Even on the assumption a "quite-limited-in-scope" exception does exist in some quarters (see Howard, 711 F.2d at 736), the reasons Latimer and Van Meter advance as "reasonable cause" are not persuasive. As they would have it:

    1. They unwittingly waived Coalition's
  exemption from FICA taxes by paying such taxes
  for three consecutive quarters (Section
  3121(k)(4), repealed P.L. 98-21, Title I, §
  102(b)(2), Apr. 20, 1983). Hence the IRS should
  have allowed Coalition's request to abate the tax
  assessment, and Latimer and Van Meter had
  reasonable cause for not paying it.

    2. They relied on an IRS agent's advice to file
  a request for abatement of the assessment due to
  the FICA tax exemption. That gave them reasonable
  cause for waiting and not paying the taxes.

That first argument was the crux of the allegations in Latimer's complaint here.

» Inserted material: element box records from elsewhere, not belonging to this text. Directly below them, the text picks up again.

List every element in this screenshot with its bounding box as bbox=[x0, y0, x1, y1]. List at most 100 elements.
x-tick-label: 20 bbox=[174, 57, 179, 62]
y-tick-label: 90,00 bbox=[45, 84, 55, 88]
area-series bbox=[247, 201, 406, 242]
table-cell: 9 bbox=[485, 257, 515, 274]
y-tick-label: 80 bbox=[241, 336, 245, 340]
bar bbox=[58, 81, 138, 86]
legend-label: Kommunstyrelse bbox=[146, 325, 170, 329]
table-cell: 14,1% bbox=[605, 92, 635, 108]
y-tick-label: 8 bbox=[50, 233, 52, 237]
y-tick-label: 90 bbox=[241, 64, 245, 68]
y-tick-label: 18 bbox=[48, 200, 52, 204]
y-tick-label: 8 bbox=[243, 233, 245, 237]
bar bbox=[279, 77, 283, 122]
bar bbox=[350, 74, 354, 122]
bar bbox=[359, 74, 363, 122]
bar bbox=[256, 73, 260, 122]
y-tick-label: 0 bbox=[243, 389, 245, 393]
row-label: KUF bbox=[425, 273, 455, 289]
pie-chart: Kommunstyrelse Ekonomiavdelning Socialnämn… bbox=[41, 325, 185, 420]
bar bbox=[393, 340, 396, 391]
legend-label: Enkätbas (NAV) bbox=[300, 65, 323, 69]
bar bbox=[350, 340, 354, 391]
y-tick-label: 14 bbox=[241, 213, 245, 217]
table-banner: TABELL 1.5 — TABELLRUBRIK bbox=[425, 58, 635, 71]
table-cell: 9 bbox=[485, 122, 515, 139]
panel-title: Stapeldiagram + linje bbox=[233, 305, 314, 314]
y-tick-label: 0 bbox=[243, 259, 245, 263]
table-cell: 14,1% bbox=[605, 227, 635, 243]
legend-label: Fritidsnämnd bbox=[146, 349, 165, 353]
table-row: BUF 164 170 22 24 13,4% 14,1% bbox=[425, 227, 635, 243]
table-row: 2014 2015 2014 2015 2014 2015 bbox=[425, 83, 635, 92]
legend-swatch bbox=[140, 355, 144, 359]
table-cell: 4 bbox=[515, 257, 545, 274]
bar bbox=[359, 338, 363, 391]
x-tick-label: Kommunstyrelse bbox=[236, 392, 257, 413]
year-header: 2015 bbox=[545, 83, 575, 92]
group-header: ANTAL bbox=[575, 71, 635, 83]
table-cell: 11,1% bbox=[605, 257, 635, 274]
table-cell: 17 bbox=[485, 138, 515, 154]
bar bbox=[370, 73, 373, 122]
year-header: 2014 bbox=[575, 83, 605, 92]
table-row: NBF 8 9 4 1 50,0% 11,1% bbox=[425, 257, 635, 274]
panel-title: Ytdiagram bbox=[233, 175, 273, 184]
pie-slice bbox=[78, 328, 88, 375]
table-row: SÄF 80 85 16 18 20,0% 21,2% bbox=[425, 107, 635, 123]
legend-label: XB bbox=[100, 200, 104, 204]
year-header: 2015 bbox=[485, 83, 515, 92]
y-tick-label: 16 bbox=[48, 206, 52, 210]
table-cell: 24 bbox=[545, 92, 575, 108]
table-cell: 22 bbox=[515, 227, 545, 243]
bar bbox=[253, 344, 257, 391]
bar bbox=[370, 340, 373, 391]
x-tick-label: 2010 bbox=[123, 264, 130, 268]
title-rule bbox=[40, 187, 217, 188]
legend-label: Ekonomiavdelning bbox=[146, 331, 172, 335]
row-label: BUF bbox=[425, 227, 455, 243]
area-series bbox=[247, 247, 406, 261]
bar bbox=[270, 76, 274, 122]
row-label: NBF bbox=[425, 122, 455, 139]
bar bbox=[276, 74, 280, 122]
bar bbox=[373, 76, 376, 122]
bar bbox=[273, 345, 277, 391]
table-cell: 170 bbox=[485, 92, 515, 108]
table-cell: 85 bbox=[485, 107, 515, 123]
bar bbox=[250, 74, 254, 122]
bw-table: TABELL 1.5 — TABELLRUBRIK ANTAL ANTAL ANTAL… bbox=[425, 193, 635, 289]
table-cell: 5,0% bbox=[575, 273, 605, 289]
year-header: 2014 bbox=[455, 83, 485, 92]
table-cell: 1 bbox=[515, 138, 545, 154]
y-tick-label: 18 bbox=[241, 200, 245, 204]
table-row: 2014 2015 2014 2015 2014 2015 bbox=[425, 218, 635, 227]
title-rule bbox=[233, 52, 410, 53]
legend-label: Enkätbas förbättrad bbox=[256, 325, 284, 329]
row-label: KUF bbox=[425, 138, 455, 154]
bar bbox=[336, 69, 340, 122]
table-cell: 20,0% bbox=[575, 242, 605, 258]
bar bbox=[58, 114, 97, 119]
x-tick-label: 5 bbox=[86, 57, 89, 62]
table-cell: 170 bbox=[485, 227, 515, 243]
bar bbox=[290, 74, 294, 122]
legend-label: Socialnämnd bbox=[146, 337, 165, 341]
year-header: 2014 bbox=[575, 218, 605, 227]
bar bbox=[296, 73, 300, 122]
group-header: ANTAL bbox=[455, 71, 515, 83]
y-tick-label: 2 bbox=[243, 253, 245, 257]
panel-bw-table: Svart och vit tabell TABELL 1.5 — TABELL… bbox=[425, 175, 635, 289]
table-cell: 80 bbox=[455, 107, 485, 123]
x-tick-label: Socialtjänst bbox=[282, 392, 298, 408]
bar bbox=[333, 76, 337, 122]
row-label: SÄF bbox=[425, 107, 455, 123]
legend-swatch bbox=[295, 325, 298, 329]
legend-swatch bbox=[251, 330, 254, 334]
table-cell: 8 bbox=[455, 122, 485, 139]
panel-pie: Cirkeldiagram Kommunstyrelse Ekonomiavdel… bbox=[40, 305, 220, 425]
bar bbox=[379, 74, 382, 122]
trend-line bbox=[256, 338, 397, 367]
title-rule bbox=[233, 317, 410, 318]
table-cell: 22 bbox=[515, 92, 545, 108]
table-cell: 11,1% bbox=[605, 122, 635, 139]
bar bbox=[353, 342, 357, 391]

Hornbook law teaches the taxpayer has the burden of proving the IRS assessment of taxes is incorrect. See, e.g., Griffin v. United States, 588 F.2d 521, 530 (5th Cir. 1979). Yet Latimer and Van Meter have presented no facts at all that would give rise to even an inference the IRS was wrong in its assessment, nor have they cited any legal authority to invalidate Coalition's waiver of the exemption. In short they have not even attempted to meet their burden on this argument.

As for their second assertion, Latimer and Van Meter are held to knowledge of the law and cannot rely on a government agent's representation of what the law is. Heckler v. Community Health Services of Crawford County, Inc., ___ U.S. ___, 104 S.Ct. 2218, 2225-26, 81 L.Ed.2d 42 (1984). Claimed reliance on an IRS agent's advice to explain the problem to the IRS is not sufficient "reasonable cause" for not paying the taxes then due and owing. See Howard, 711 F.2d at 736.

In sum (1) "reasonable cause" is at most a limited defense and (2) in any case Latimer and Van Meter have not shown it existed here. This second level of their overall defense is equally flawed.


There is no genuine dispute as to any material fact,*fn9 and the United States is entitled to a joint and several judgment*fn10 on its counterclaims against each of Latimer and Van Meter (but, of course, to only one satisfaction of judgment). Judgment is of course also entered for the United States on Latimer's Complaint. If the United States wishes to tender a draft judgment order as to all the claims, it should do so immediately.